L'Arabia Saudita ammette la morte del giornalista dissidente dentro al suo consolato raccontando una storia incredibile e assolvendo il regime

Stefano VaccarabyStefano Vaccara
La verità su Khashoggi? I Saud se ne fottono perché si sentono coperti da Trump

20 marzo 2018: Il Presidente Donald Trump con il principe saudita Mohammed bin Salman alla Casa Bianca, mostra i vantaggi del business con l'Arabia Saudita Photo Credit: Official White House Photo by Shealah Craighead)

Time: 5 mins read

Per il corso “Media & Democracy”, le prime parole per i miei studenti sono sempre le stesse: “Tutti i governi nel condurre i loro affari nascondono molto, quasi tutto della verità. Spetta ai giornalisti scoprire quello che i governi cercano costantemente di coprire”.

Ci sono governi che sono più bugiardi degli altri e si spingono fino a negare l’evidenza nel “cover up” delle loro nefandezze. Come quello dell’Arabia Saudita nel caso dell’assassinio del giornalista Jamal Khashoggi.

L’Arabia Saudita ha finalmente riconosciuto che Khassoggi è morto, dopo aver ripetuto per due settimane tutto il contrario (“Khassoggi? E’ uscito dal consolato dopo un’ora e non sappiamo dove sia…”) e dopo aver mentito agli Stati Uniti – di cui Khashoggi, che scriveva per il Washington Post, era residente –  e al mondo intero. Ha anche ammesso che il giornalista è  stato ucciso dentro il suo consolato di Istanbul.  Ma la versione che il regime saudita ora racconta traballa tanto quanto ancora affermava di non sapere dove fosse finito il giornalista. Infatti, addirittura ora afferma di non sapere dove sia il corpo…

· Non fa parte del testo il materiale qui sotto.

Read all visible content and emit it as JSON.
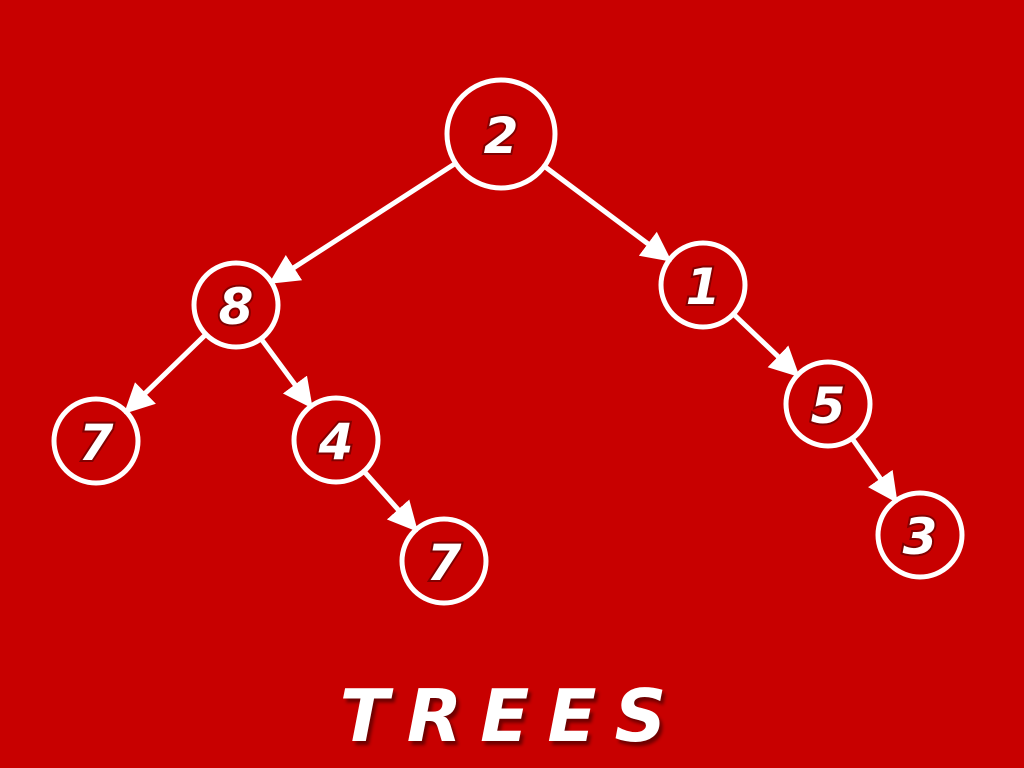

Il giornalista e dissidente saudita, Jamal Khashoggi, scomparso dopo essere entrato nel consolato dell’Arabia Saudita a Istanbul

Cioè dovremmo credere che il 3 ottobre, il giorno dopo che Khashoggi entrò nel consolato di Istanbul, il governo di Riad ancora non sapesse che il giornalista fosse rimasto ucciso “dopo una scazzottata” con alcuni ufficiali che sarebbero stati mandati a incontrarlo per convincerlo a tornare in Arabia Saudita. A quanto pare, nell’incredibile ricostruzione che ora il governo di Riad vorrebbe che il mondo accettasse come la conveniente verità, sarebbero stati gli agenti sauditi mandati a Istanbul a mentire al loro stesso governo sulla sorte del giornalista. Lo avrebbero strangolato durante la colluttazione (che avrebbe iniziato il povero giornalista…) e poi avrebbero a sua volta cercato di “cover up” tutto al loro governo. Che solo per questo, per venti giorni,  avrebbe continuato a non ammettere la sua morte. Una volta accertati “i fatti”, ecco che i top del regime saudita avrebbero ordinato l’arresto dei suoi agenti implicati per poi, soltanto sabato notte, fornire al mondo “la verità”.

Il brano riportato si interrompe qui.